Good times? Is he serious? Good  times??

This is a guy who tackled me on the way to a football field in gym class – just for the fun of being able to hit me. In the fall, I sprained my wrist – and for the duration of the time I needed to wear a brace, he proudly referred to it as his brace, because I was wearing it because of what he did to me. He was really proud of it: Hurrah! he’d injured a geek!

Yeah, good times.

I feel guilty about the indirect harm I do to my family because of my anxiety. But there is a reason that I’m like this. And there are people to blame for it. And… they don’t care. They either don’t remember it, or they think that torturing another person, deliberately, for fun, is such a trivial unimportant thing that it just doesn’t matter: “Sure, I used to beat you up. Sure I used to torment you on a regular basis. But it was all in good fun! Now help me get a job!”

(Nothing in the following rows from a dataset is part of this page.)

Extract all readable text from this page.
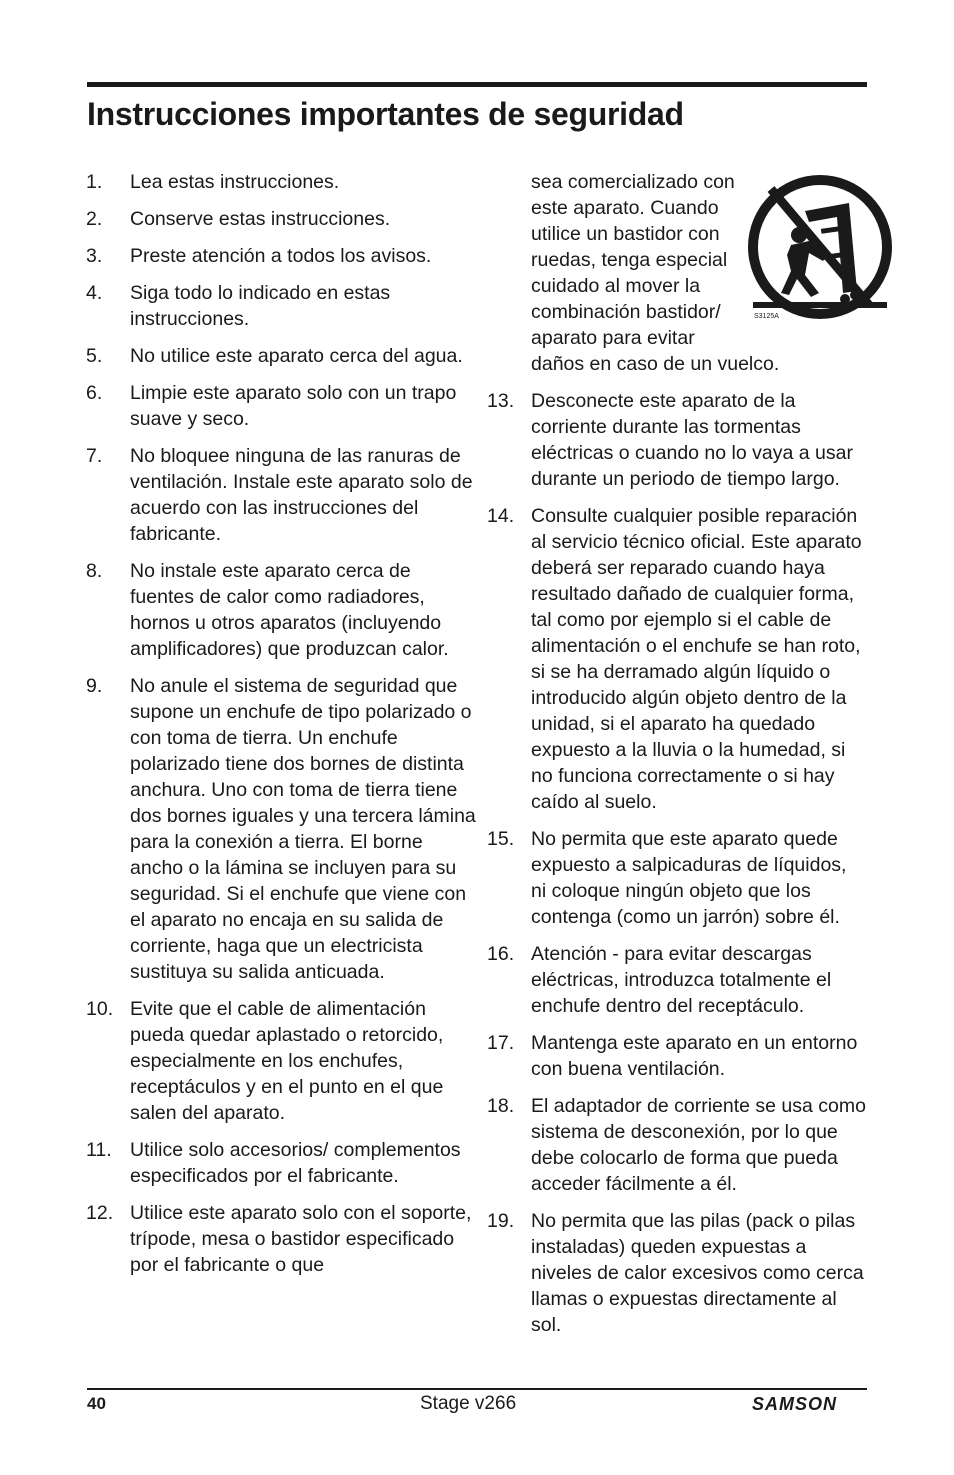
Instrucciones importantes de seguridad
1.	Lea estas instrucciones.
2.	Conserve estas instrucciones.
3.	Preste atención a todos los avisos.
4.	Siga todo lo indicado en estas instrucciones.
5.	No utilice este aparato cerca del agua.
6.	Limpie este aparato solo con un trapo suave y seco.
7.	No bloquee ninguna de las ranuras de ventilación. Instale este aparato solo de acuerdo con las instrucciones del fabricante.
8.	No instale este aparato cerca de fuentes de calor como radiadores, hornos u otros aparatos (incluyendo amplificadores) que produzcan calor.
9.	No anule el sistema de seguridad que supone un enchufe de tipo polarizado o con toma de tierra. Un enchufe polarizado tiene dos bornes de distinta anchura. Uno con toma de tierra tiene dos bornes iguales y una tercera lámina para la conexión a tierra. El borne ancho o la lámina se incluyen para su seguridad. Si el enchufe que viene con el aparato no encaja en su salida de corriente, haga que un electricista sustituya su salida anticuada.
10. Evite que el cable de alimentación pueda quedar aplastado o retorcido, especialmente en los enchufes, receptáculos y en el punto en el que salen del aparato.
11. Utilice solo accesorios/ complementos especificados por el fabricante.
12. Utilice este aparato solo con el soporte, trípode, mesa o bastidor especificado por el fabricante o que
sea comercializado con
este aparato. Cuando
utilice un bastidor con
ruedas, tenga especial
cuidado al mover la
combinación bastidor/
aparato para evitar
daños en caso de un vuelco.
13. Desconecte este aparato de la corriente durante las tormentas eléctricas o cuando no lo vaya a usar durante un periodo de tiempo largo.
14. Consulte cualquier posible reparación al servicio técnico oficial. Este aparato deberá ser reparado cuando haya resultado dañado de cualquier forma, tal como por ejemplo si el cable de alimentación o el enchufe se han roto, si se ha derramado algún líquido o introducido algún objeto dentro de la unidad, si el aparato ha quedado expuesto a la lluvia o la humedad, si no funciona correctamente o si hay caído al suelo.
15. No permita que este aparato quede expuesto a salpicaduras de líquidos, ni coloque ningún objeto que los contenga (como un jarrón) sobre él.
16. Atención - para evitar descargas eléctricas, introduzca totalmente el enchufe dentro del receptáculo.
17. Mantenga este aparato en un entorno con buena ventilación.
18. El adaptador de corriente se usa como sistema de desconexión, por lo que debe colocarlo de forma que pueda acceder fácilmente a él.
19. No permita que las pilas (pack o pilas instaladas) queden expuestas a niveles de calor excesivos como cerca llamas o expuestas directamente al sol.
S3125A
40	Stage v266	SAMSON
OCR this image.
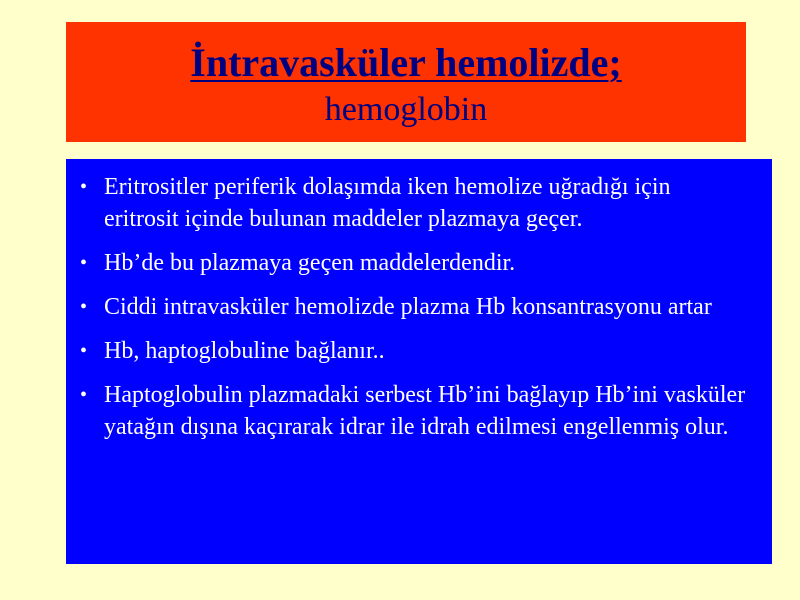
İntravasküler hemolizde;
hemoglobin
• Eritrositler periferik dolaşımda iken hemolize uğradığı için eritrosit içinde bulunan maddeler plazmaya geçer.
• Hb’de bu plazmaya geçen maddelerdendir.
• Ciddi intravasküler hemolizde plazma Hb konsantrasyonu artar
• Hb, haptoglobuline bağlanır..
• Haptoglobulin plazmadaki serbest Hb’ini bağlayıp Hb’ini vasküler yatağın dışına kaçırarak idrar ile idrah edilmesi engellenmiş olur.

In the long run, it doesn’t matter. Whether or not my problems were caused by what others did to me is ultimately unimportant. Because they can’t fix it. There’s only one person in the world who can fix me – and that’s me. I don’t know if I can, but I’m trying. But damn it, I wish that the tormentors could, at the very least, feel a little bit guilty. That someone who abused me could acknowledge that what they did to me was wrong. It wouldn’t undo any of the damage; it wouldn’t make it any easier to work through the process of trying to mend my scars. But it might just do a little bit to restore my faith in humanity.